Un hormigueo le recorre todo el cuerpo, la droga de una emoción desconocida inyectada en esta sala bien arreglada donde se ha anunciado una condena; una sala cuyo significado sustituye ahora el de cualquier otra morada en esta tierra, en esta vida.

– ¿Un abogado está obligado a encargarse del caso de una persona que ha dicho que es culpable? ¿Que ya se ha juzgado a sí misma? ¿Qué puede defender?

– ¡Claro que un abogado puede encargarse de un caso así! El individuo tiene derecho a ser juzgado de acuerdo con muchos factores en relación con el acto confeso. Las circunstancias pueden afectar de manera vital el peso de las pruebas indiciarias. El acusado puede juzgarse, pero no puede sentenciarse. Sólo puede hacerlo el juez.

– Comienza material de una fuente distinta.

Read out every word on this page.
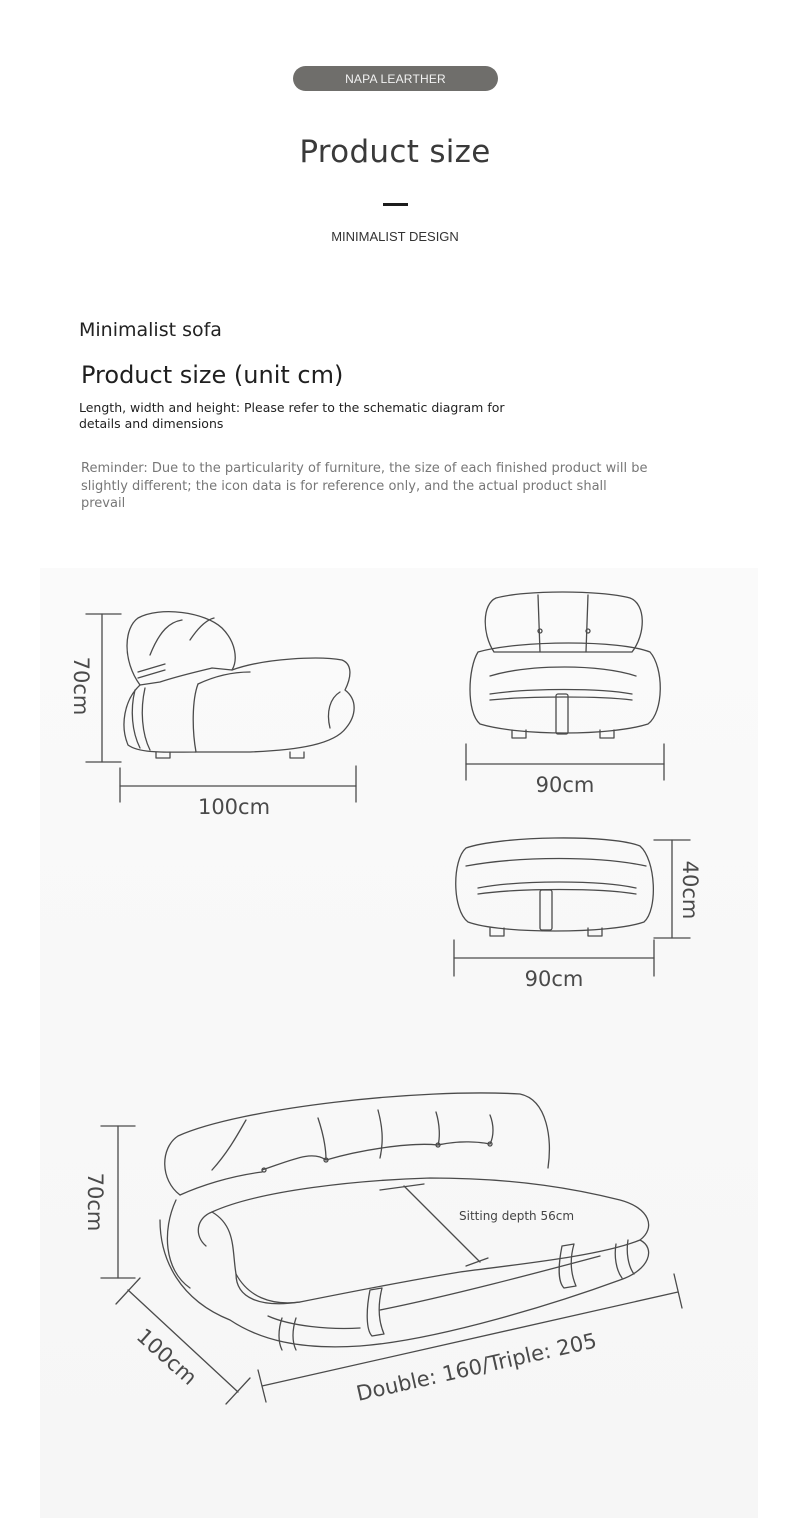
NAPA LEARTHER
Product size
MINIMALIST DESIGN
Minimalist sofa
Product size (unit cm)
Length, width and height: Please refer to the schematic diagram for details and dimensions
Reminder: Due to the particularity of furniture, the size of each finished product will be slightly different; the icon data is for reference only, and the actual product shall prevail
70cm
100cm
90cm
40cm
90cm
70cm
100cm	Double: 160/Triple: 205
Sitting depth 56cm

Sólo según el veredicto del tribunal.

»En relación con el tipo de sentencia que es probable que se le imponga, esto sólo es el principio del caso, ¡vamos! El que nos centremos en un aspecto u otro garantizará que la sentencia no sea ni un día más larga, ni un grado más severa de lo que permitan los atenuantes. Se ha abierto, Harald: ahora tu hijo me habla, hay aspectos del caso que la defensa debe seguir, ¡todavía hay defensa!

La visita en la cárcel a un asesino.

Cuando regresó del bufete del abogado y se lo contó a Claudia, el rostro de ésta se fragmentó en parches de color escarlata, como si sufriera una feroz alergia, era raro verlo. Como algo indecoroso. Deseó con angustia que llorara para poder abrazarla.

Repasaron lo que había dicho el abogado sobre su caso, su tarea. Se había desmoronado el principio legal, inocente hasta que se demuestre la culpabilidad, que ellos respaldaban, junto con todos los que creen que sus transgresiones nunca irán más allá de la infracción de tráfico. En la polvareda que levanta, el desconcierto aisla; ambos hablaron en primera persona, sin conseguir llegar al otro.

Seguro que otra mujer habría llorado, habría emitido un lamento fúnebre por su hijo, y él habría sabido qué hacer, la habría abrazado y se habría sumado a ella.

Harald dijo vacilante, hablando de sí mismo: Sabemos menos que antes. Motsamai no le preguntó la única cosa que importa. A mí. A nosotros. No se trata de por qué, eso es lo único que a Motsamai le preocupa, en eso se basa la defensa. También se trata del cómo. Cómo pudo hacerlo. Duncan pudo llegar a hacerlo, coger un arma y matar. El es tú y yo, ¿no es cierto?, y nosotros no podemos saberlo. No porque Duncan no se lo vaya a contar a Motsamai ni a nosotros ni a nadie, sino porque es algo que no se puede «contar». Tiene que estar en uno. En él.